I spent Christmas Eve at a sex worker's union in Bangkok, where my friend Jo volunteers, seeing a side of Bangkok that very few white men, for all their knowledge of the sex industry, get to see -- the human one. I spent Christmas day drinking beer on the back of a pickup truck on an unpaved, dusty, potholed road making my way towards the greatest complex of temples in the world. I spent the next few days exploring them, thinking that there are, indeed, a few things in this world that are constructed by humanity and, simultaneously, completely unfathomable to us. I spent New Year's Eve dancing in the sand in Beach Nation--that little piece of euroamerica that we tourists seek out wherever we are because, for some reason, we associate it with some sort of Edenic existence that transcends our mundane existence.

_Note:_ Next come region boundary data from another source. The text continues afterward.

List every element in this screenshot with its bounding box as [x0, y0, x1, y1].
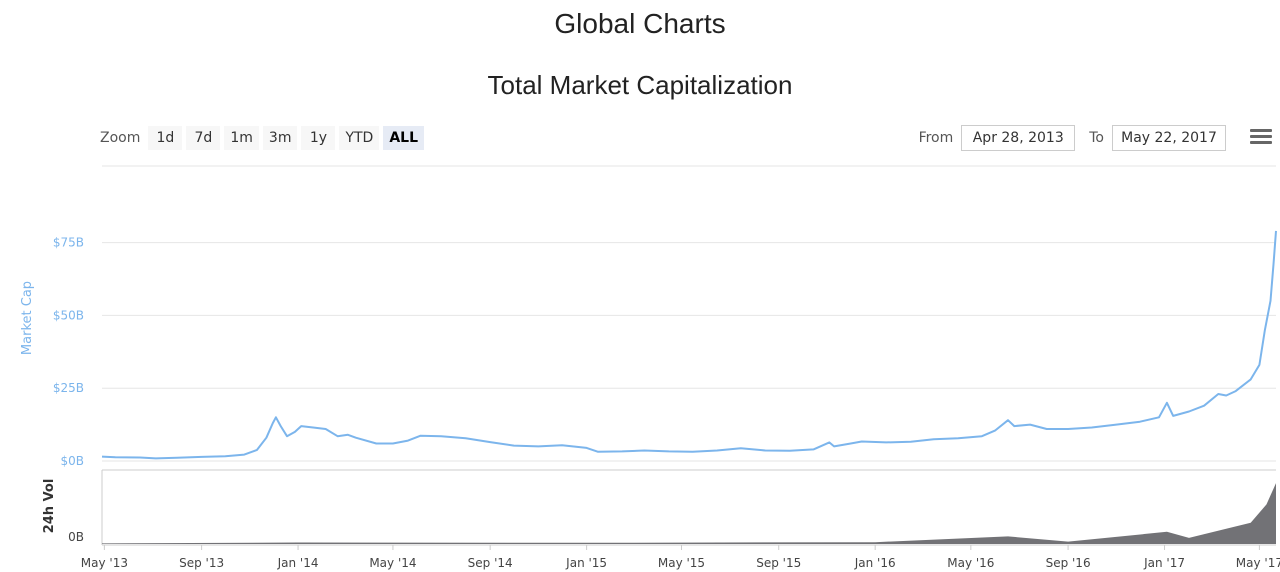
- y-tick-label: $50B: [53, 308, 84, 322]
- y-tick-label: $25B: [53, 381, 84, 395]
- zoom-1y-button[interactable]: 1y: [301, 126, 336, 150]
- y-axis-title-market-cap: Market Cap: [20, 281, 35, 355]
- hamburger-menu-icon[interactable]: [1250, 129, 1272, 147]
- to-label: To: [1089, 130, 1104, 146]
- zoom-ytd-button[interactable]: YTD: [339, 126, 380, 150]
- page-title: Global Charts: [554, 8, 726, 39]
- x-tick-label: Jan '17: [1143, 556, 1185, 570]
- x-tick-label: Sep '13: [179, 556, 224, 570]
- 24h-vol-series-area: [102, 483, 1276, 544]
- x-tick-label: May '15: [658, 556, 705, 570]
- x-tick-label: May '13: [81, 556, 128, 570]
- y-tick-label: $75B: [53, 236, 84, 250]
- date-range: From Apr 28, 2013 To May 22, 2017: [919, 124, 1226, 152]
- x-tick-label: Sep '15: [756, 556, 801, 570]
- zoom-toolbar: Zoom 1d 7d 1m 3m 1y YTD ALL: [100, 124, 428, 152]
- market-cap-series-line: [101, 230, 1277, 460]
- to-date-input[interactable]: May 22, 2017: [1112, 125, 1226, 151]
- y-tick-label: $0B: [60, 454, 84, 468]
- x-tick-label: Jan '16: [854, 556, 896, 570]
- zoom-all-button[interactable]: ALL: [383, 126, 425, 150]
- x-tick-label: May '14: [369, 556, 416, 570]
- zoom-1d-button[interactable]: 1d: [148, 126, 183, 150]
- zoom-3m-button[interactable]: 3m: [262, 126, 298, 150]
- x-tick-label: Jan '15: [565, 556, 607, 570]
- x-tick-label: Sep '14: [468, 556, 513, 570]
- zoom-label: Zoom: [100, 130, 141, 146]
- x-tick-label: Jan '14: [277, 556, 319, 570]
- volume-tick-label: 0B: [68, 530, 84, 544]
- zoom-1m-button[interactable]: 1m: [224, 126, 259, 150]
- x-tick-label: May '16: [947, 556, 994, 570]
- x-tick-label: May '17: [1236, 556, 1280, 570]
- chart-title: Total Market Capitalization: [487, 70, 793, 100]
- y-axis-title-24h-vol: 24h Vol: [42, 479, 57, 534]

In actual fact it breeds only sexual tension and hangovers. I am now in Bangkok, and find myself repeatedly drawn to Bangkok's Black Hole--Khao San Rd. To some it's backpacker heaven, cheap beer, cheap goods, a gateway to Thailand. To others it's backpacker hell, where you see yuorself mirrored back at you in ways you would rather ignore, the epitome of "spoiled" in a culture that searches for the "untouched," yet seems incapable of seeking it without the ever-present Lonely Planet guidebook (the irony of a name). But the Black Hole draws everyone in, regardless, and so I find it fascinating, and I probably return there this evening, to sit and write and watch. And in 3 days I will find myself somewhere over the Pacific, winging my way back to my beloved west coast, for 5hours in Vancouver's airport, and from there I'll find myself tossed back into the cold cold snow. Ah well, something kind of romantic about the idea of cold, when you spend 24 hours a day sweating.

Comments

hola matt. I wanted to touch base because my email address for work hasn't been valid for months and I miss you! Hope you are well, have a good time with your mom, and will look forward to hearing stories and soul searching. I liked your Rilke.